Friday, 29 January 2016

v/h/s viral

i'll be honest, i wasn't hugely impressed with the first two v/h/s movies. i reviewed the first one here and i intended to review the sequel, but i liked it even less than the first and decided not to bother. i think it's partly that an anthology found footage movie is such a great idea and the talent involved is so promising that they should be better films than they are. i hadn't heard great things about the third film in the series to begin with, so i had some reservations going in.

like the previous films there's a framing story (vicious circles directed by marcel sarmiento), this time about a guy in pursuit of an ice cream van after it seemingly kidnaps his girlfriend, although here the framing story doesn't really tie in to the other episodes. the other stories concern a stage magician who can perform real magic (dante the great by gregg bishop), a scientist who opens a doorway to another dimension (parallel monsters by nacho vigalondo), and a group of skater kids who travel to mexico to film a video and get into a fight with some local zombies (bonestorm by justin benson and aaron scott moorhead).

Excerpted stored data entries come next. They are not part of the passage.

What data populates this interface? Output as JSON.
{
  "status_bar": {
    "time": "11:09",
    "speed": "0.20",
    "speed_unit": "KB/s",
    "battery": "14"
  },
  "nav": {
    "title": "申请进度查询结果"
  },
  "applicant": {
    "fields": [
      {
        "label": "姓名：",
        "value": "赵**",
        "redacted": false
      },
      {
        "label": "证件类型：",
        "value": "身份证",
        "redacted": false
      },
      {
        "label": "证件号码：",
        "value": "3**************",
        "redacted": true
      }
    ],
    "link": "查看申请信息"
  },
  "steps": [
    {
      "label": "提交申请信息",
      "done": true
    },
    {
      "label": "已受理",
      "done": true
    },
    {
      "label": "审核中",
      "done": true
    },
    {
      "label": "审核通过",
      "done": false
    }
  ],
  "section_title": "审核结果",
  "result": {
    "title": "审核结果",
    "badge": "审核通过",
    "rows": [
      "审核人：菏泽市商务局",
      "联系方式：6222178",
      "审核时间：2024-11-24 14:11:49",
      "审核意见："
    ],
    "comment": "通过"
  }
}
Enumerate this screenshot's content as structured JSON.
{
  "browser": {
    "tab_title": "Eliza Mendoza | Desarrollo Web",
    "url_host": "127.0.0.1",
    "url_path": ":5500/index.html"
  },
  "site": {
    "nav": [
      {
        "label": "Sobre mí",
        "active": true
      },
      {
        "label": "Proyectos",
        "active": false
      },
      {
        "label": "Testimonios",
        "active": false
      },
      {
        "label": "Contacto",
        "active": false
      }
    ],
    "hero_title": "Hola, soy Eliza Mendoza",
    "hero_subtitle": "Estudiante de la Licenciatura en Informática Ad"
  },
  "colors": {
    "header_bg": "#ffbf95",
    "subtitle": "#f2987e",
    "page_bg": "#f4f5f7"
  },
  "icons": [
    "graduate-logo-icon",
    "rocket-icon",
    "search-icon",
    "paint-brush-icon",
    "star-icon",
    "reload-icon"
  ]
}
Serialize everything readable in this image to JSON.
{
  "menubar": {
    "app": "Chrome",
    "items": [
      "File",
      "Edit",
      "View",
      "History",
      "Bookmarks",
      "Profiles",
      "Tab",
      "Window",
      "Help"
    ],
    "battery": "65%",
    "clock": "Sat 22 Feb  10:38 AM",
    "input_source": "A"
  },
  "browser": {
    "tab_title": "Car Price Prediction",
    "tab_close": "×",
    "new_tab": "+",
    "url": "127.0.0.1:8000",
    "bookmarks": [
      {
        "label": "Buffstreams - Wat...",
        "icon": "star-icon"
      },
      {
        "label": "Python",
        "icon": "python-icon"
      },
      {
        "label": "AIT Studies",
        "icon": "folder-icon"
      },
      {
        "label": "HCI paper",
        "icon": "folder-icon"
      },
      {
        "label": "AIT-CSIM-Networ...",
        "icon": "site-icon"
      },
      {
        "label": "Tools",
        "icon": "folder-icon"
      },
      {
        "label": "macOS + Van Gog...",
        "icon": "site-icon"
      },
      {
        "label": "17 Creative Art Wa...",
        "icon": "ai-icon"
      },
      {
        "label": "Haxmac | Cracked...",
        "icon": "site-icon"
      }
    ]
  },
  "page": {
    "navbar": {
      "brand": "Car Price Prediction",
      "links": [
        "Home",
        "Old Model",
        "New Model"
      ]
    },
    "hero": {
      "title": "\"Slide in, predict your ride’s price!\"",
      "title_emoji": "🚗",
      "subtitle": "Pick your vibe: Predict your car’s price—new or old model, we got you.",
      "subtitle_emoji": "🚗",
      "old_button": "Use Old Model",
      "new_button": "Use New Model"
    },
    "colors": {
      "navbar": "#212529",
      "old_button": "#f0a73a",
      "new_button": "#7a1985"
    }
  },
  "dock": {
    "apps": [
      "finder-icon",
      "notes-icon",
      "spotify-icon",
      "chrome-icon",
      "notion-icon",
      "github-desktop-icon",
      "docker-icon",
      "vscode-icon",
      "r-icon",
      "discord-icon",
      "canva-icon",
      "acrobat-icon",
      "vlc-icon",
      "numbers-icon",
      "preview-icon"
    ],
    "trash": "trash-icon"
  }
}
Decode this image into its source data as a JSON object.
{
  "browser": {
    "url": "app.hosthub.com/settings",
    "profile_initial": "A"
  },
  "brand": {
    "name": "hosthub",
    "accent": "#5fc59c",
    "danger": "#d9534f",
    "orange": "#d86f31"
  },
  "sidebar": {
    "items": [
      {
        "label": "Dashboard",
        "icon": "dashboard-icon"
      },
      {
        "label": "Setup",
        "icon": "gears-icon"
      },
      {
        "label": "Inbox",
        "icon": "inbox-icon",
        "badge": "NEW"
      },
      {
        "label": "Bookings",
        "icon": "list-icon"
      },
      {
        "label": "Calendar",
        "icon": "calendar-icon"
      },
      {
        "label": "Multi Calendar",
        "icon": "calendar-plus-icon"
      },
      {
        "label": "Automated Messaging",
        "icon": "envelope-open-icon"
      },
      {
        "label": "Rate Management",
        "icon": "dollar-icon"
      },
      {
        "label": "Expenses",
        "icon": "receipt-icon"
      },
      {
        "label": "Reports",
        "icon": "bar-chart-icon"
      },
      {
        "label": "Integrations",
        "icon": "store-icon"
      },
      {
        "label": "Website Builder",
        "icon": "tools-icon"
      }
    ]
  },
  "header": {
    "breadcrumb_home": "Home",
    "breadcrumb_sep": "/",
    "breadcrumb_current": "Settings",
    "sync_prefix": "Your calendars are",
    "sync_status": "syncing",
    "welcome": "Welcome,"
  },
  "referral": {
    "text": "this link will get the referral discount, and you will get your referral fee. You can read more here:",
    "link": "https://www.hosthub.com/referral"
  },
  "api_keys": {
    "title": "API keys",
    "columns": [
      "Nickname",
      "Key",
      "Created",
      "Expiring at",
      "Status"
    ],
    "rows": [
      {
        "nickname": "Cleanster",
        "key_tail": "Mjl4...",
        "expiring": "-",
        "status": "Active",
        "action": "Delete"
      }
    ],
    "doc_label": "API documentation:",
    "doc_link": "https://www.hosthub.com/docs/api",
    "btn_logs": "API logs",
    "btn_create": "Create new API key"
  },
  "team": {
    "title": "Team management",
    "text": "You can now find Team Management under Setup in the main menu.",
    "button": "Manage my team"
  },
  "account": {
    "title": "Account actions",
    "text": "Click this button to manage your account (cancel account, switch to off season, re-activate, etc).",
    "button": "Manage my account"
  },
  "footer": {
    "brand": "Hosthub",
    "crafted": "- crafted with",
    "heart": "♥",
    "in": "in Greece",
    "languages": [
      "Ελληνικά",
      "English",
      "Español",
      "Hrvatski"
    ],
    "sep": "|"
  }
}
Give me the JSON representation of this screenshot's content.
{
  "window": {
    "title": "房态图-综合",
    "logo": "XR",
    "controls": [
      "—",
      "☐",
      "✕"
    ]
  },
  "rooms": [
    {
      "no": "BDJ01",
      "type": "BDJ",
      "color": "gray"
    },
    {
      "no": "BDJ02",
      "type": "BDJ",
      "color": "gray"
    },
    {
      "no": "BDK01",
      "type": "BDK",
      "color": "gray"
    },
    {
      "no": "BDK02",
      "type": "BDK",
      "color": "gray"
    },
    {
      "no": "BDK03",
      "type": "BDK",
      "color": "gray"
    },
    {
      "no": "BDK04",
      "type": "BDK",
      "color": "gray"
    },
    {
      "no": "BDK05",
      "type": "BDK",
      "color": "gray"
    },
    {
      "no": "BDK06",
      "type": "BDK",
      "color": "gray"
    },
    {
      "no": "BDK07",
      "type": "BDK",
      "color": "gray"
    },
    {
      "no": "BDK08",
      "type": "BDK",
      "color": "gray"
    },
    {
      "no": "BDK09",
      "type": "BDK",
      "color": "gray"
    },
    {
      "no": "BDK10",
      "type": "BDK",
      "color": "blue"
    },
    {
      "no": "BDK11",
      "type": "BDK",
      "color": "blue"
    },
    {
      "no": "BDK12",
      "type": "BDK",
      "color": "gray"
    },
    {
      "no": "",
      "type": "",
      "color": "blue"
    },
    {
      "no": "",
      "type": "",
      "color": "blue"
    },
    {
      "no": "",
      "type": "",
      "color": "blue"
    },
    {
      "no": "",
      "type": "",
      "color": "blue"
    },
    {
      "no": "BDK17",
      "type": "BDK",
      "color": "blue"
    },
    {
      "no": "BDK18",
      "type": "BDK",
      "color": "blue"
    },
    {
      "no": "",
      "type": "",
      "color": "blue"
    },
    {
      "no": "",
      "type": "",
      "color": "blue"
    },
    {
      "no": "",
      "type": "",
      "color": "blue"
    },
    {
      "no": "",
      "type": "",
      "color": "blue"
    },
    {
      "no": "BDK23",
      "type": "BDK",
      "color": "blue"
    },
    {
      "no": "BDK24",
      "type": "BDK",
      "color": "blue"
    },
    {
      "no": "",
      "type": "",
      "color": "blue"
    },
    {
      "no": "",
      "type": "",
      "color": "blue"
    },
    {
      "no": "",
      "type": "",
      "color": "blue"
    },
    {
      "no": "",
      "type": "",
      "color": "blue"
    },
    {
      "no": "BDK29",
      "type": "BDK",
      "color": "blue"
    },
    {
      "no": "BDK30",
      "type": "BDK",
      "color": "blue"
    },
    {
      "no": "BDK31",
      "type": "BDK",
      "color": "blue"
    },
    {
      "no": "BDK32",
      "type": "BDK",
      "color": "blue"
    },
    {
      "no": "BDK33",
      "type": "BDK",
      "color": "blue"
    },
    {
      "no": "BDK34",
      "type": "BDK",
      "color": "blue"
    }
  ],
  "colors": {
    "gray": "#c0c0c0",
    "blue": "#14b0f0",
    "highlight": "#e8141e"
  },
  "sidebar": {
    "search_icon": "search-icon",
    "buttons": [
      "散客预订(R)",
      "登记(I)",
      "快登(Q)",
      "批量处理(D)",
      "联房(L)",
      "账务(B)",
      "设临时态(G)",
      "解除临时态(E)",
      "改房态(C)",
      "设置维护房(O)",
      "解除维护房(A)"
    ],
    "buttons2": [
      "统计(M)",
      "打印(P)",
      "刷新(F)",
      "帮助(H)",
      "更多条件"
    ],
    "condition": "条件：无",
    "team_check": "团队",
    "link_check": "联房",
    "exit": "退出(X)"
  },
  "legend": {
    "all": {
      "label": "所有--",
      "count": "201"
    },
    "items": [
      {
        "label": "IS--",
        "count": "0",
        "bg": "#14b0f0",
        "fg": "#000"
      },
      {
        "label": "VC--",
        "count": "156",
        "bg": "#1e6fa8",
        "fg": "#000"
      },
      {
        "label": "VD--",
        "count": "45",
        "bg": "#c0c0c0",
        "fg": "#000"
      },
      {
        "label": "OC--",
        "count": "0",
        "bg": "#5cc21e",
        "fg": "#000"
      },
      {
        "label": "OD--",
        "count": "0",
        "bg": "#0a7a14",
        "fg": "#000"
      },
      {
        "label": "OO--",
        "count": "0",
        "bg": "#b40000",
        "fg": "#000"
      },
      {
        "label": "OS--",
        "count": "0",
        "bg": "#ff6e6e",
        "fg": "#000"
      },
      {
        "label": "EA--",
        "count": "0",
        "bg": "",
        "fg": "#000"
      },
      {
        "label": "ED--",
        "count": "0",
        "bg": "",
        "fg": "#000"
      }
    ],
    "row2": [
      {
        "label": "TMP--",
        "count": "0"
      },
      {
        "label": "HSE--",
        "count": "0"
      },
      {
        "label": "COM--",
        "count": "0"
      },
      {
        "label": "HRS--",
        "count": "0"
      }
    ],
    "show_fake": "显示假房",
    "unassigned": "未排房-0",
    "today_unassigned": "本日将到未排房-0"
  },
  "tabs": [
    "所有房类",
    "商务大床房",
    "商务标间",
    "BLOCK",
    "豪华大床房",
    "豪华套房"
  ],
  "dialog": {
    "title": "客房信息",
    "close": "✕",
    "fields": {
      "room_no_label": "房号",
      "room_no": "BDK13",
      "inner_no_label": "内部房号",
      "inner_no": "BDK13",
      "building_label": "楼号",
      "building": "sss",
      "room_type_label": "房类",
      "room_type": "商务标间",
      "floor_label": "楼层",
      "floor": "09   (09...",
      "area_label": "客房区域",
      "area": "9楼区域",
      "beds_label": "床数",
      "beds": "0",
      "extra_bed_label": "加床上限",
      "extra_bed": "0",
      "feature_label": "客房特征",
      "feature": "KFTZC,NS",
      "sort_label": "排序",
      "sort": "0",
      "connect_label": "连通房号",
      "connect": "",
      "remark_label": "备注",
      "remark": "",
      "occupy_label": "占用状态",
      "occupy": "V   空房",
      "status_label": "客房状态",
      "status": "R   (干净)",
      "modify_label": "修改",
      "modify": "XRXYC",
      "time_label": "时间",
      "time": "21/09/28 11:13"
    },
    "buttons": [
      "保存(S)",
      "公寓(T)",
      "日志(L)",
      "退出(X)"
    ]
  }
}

the first thing to note about v/h/s viral is that it makes a very half-hearted attempt to conform to the constraints of the medium. most of the time it's barely a found footage film at all. in vicious circles and particularly dante the great there are often moments where it's impossible to work out who's filming the action and why there's even a camera there. parallel monsters is shot pretty much on two cameras and remains consistent, but to be honest the fact that it's shot like that isn't integral to the telling of the story at all. the only one that really makes use of the medium is bonestorm because it uses the fact that skateboarders making a video will obviously film absolutely everything, and their zombie battle is edited in the same kinetic style as their skate videos. if the lack of adherence to the 'rules' of found footage cinema bothers you, it's a tough thing to get past. if you don't care about that then there is actually some really great stuff here.

dante the great, the story of a magician who finds a magic cloak that allows him to do real magic (with some conditions), is actually a pretty cool story. it feels like a classic twilight zone episode and features some really impressive effects. at the end there's even a kind of magic duel that reminded me of the ending of that roger corman movie, the raven, where karloff and vincent price are firing spells at each other.

but the real highlight for me was the nacho vigalondo story, parallel monsters. back when i first started this blog i reviewed vigalondo's film time crimes, and i was impressed with the inventiveness and originality vigalondo displayed in that movie. here, he's on top form again. parallel monsters is kind of like an episode of that tv series from the 90s, sliders, where the characters would explore a different parallel dimension each week. part of the fun with that show was trying to work out what particular quirk made each new dimension different and it's the same here, except the quirk in parallel monsters is completely insane in the best possible way. i don't want to spoil it, but there are creature effects and it is very, very strange.

like most portmanteau movies, v/h/s viral is a bit of a mixed bag but while the framing story lets it down the most the three individual stories are actually pretty innovative and entertaining, even if the found footage angle isn't used to its full potential. for that reason i think it's actually the strongest of the v/h/s trilogy and quite an entertaining watch.

the found footage blogathon will run from 27th january to 3rd february, in which time i plan to review as many films as possible and maybe throw in a few extras as well. if you'd like to be involved and post your own content, send me a link via twitter with the tag #foundfootageblogathon. i'll retweet your link and will include it in a summary post next week. you can find a full list of the films i'll be reviewing here.


  1. Nice review, Paz. I don't totally agree as I still like the first one best and I really didn't care for the framing story, but you're right about the other stories--especially Parallel Monsters. Also, great point about the nonconformity to the found footage genre. Plus, I completely agree with your assertion that the v/h/s series should be much better given the talent attached.
    PS: loving #foundfootageblogathon so far!

    1. thanks for the comment! glad you agree. i just showed a bunch of friends parallel monsters on its own, just to see the looks on their faces at the end!